Les niveaux de résistances des gonocoques aux pénicille G, tétracyclines et à la ciprofloxacine retrouvés dans cette étude excluent l’utilisation de ces antibiotique en première intention dans les infections gonococciques. Le caractère exceptionnel des cas de résistance à la ceftriaxone, ainsi que la stabilité des niveaux hauts de CMI au cours de l’étude renforcent les recommandations françaises préconisant cet antibiotique en traitement « minute » de première intention. L’augmentation des cas de résistance au céfixime et des niveaux hauts de CMI suggère pourtant que ce le céfixime est encore largement utilisé en première intention. Malgré l’absence de résistance décrite, la spectinomycine, récemment re-commercialisée en France, reste une option de seconde ligne, en cas d’allergie aux β,-lactamines, notamment en raison des échecs en cas de localisation pharyngée.

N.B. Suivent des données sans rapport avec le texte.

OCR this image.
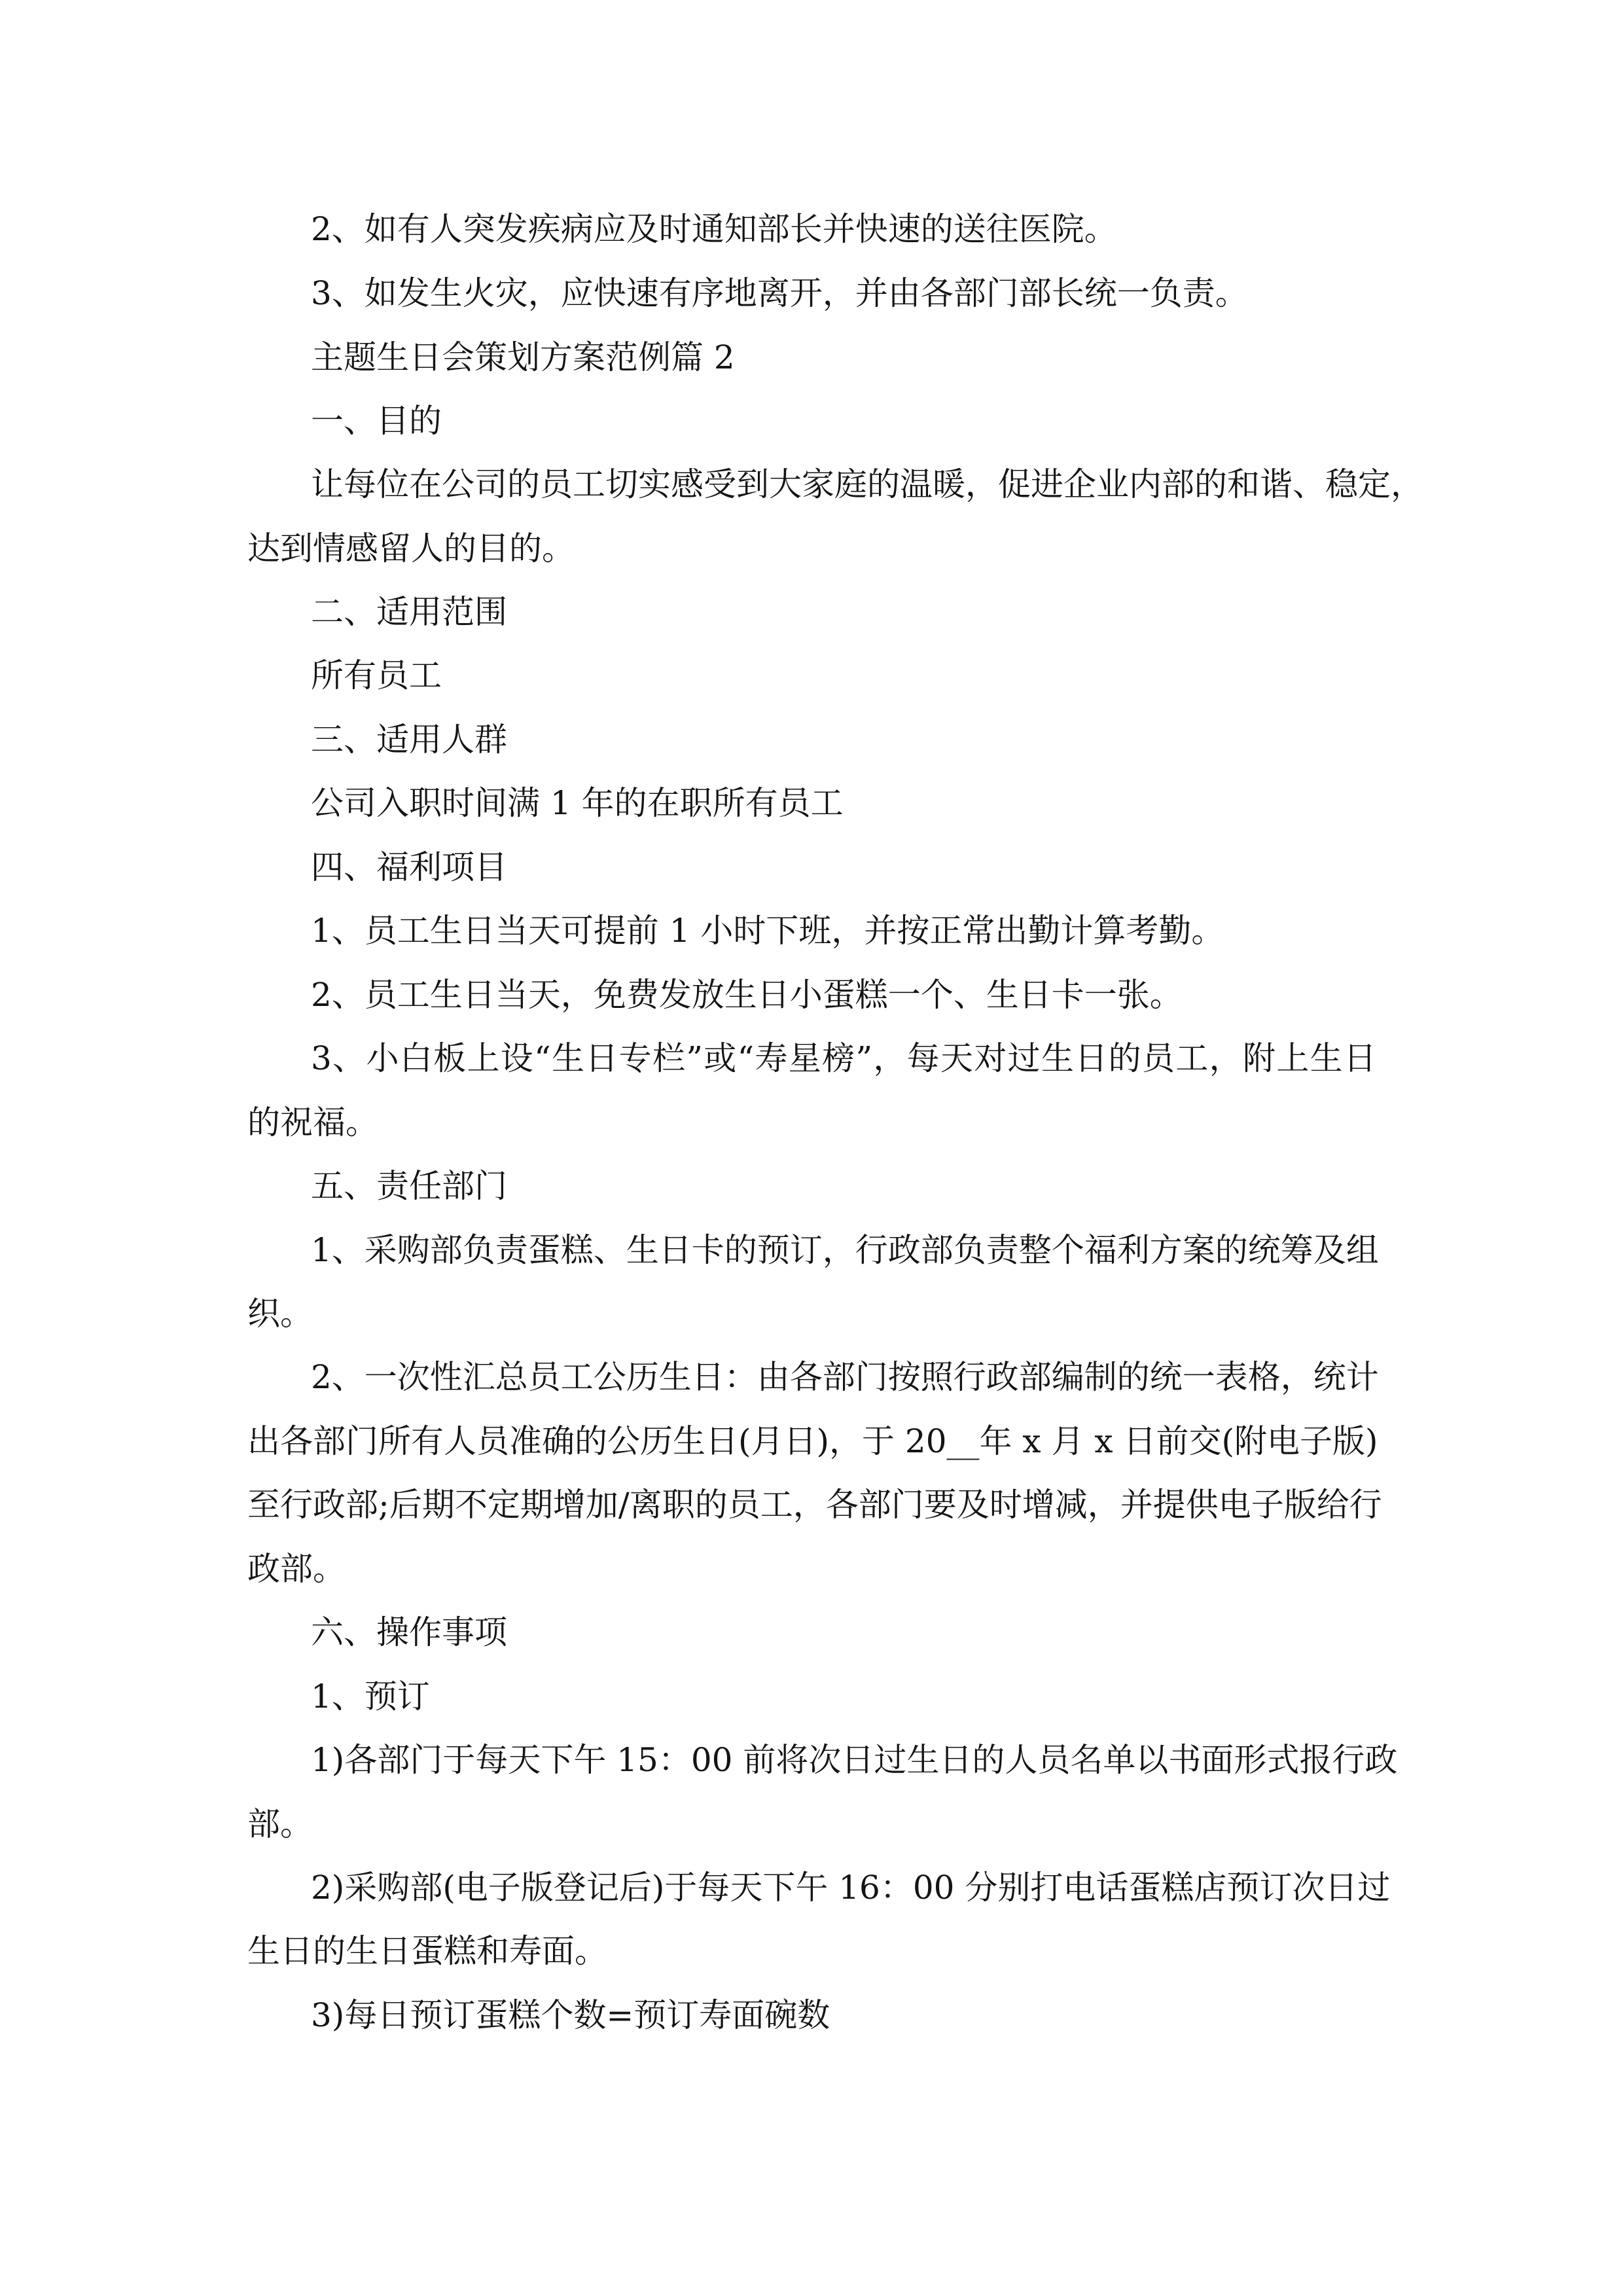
2、如有人突发疾病应及时通知部长并快速的送往医院。
3、如发生火灾，应快速有序地离开，并由各部门部长统一负责。
主题生日会策划方案范例篇 2
一、目的
让每位在公司的员工切实感受到大家庭的温暖，促进企业内部的和谐、稳定，
达到情感留人的目的。
二、适用范围
所有员工
三、适用人群
公司入职时间满 1 年的在职所有员工
四、福利项目
1、员工生日当天可提前 1 小时下班，并按正常出勤计算考勤。
2、员工生日当天，免费发放生日小蛋糕一个、生日卡一张。
3、小白板上设“生日专栏”或“寿星榜”，每天对过生日的员工，附上生日
的祝福。
五、责任部门
1、采购部负责蛋糕、生日卡的预订，行政部负责整个福利方案的统筹及组
织。
2、一次性汇总员工公历生日：由各部门按照行政部编制的统一表格，统计
出各部门所有人员准确的公历生日(月日)，于 20__年 x 月 x 日前交(附电子版)
至行政部;后期不定期增加/离职的员工，各部门要及时增减，并提供电子版给行
政部。
六、操作事项
1、预订
1)各部门于每天下午 15：00 前将次日过生日的人员名单以书面形式报行政
部。
2)采购部(电子版登记后)于每天下午 16：00 分别打电话蛋糕店预订次日过
生日的生日蛋糕和寿面。
3)每日预订蛋糕个数=预订寿面碗数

Bien que recommandé comme traitement de première ligne dans certains pays (comme aux USA) nous ne disposons pas de données françaises concernant la sensibilité du gonocoque vis-à-vis de l’azithromycine. Compte tenu de l’apparition de résistances à l’azithromycine observée dans certains pays, cet antibiotique est testé depuis 2013 au sein du réseau Rénago.

Les facteurs associés à l’augmentation des résistances retrouvés dans cette étude ont également été décrit dans d’autres travaux au Canada, au Royaume-Uni ou l’échelle de l’Europe.


Commentaire

La faiblesse majeure de ce travail est l’absence de données comportementale, essentiellement en raison du recueil via les laboratoires de biologie. Il est donc impossible d’associé le niveau de résistance à un type de pratique sexuelle, ce qui aurait été plus intéressant. Par ailleurs, les laboratoires participant au réseau ne constituent pas un échantillon représentatif des laboratoires de métropole , l’extrapolation des résultats nécessite donc des investigations complémentaires.

Cependant, dans le contexte d’émergence de résistance des gonocoques aux C3G, préoccupant dans la mesure où elles représentent la dernière ligne de traitement, sans alternatives thérapeutiques actuellement crédibles, cette étude permet un rappel à la vigilance :

- employer le bon antibiotique (ceftriaxone) à bonne dose (500mg),

- se méfier des résistances, en particulier dans les localisation pharyngée.

Rappelons ici les recommandations européennes d’utiliser la ceftriaxone à la dose de 1g associée à l’azithromycine à la dose de 2g en cas de résistance aux C3G.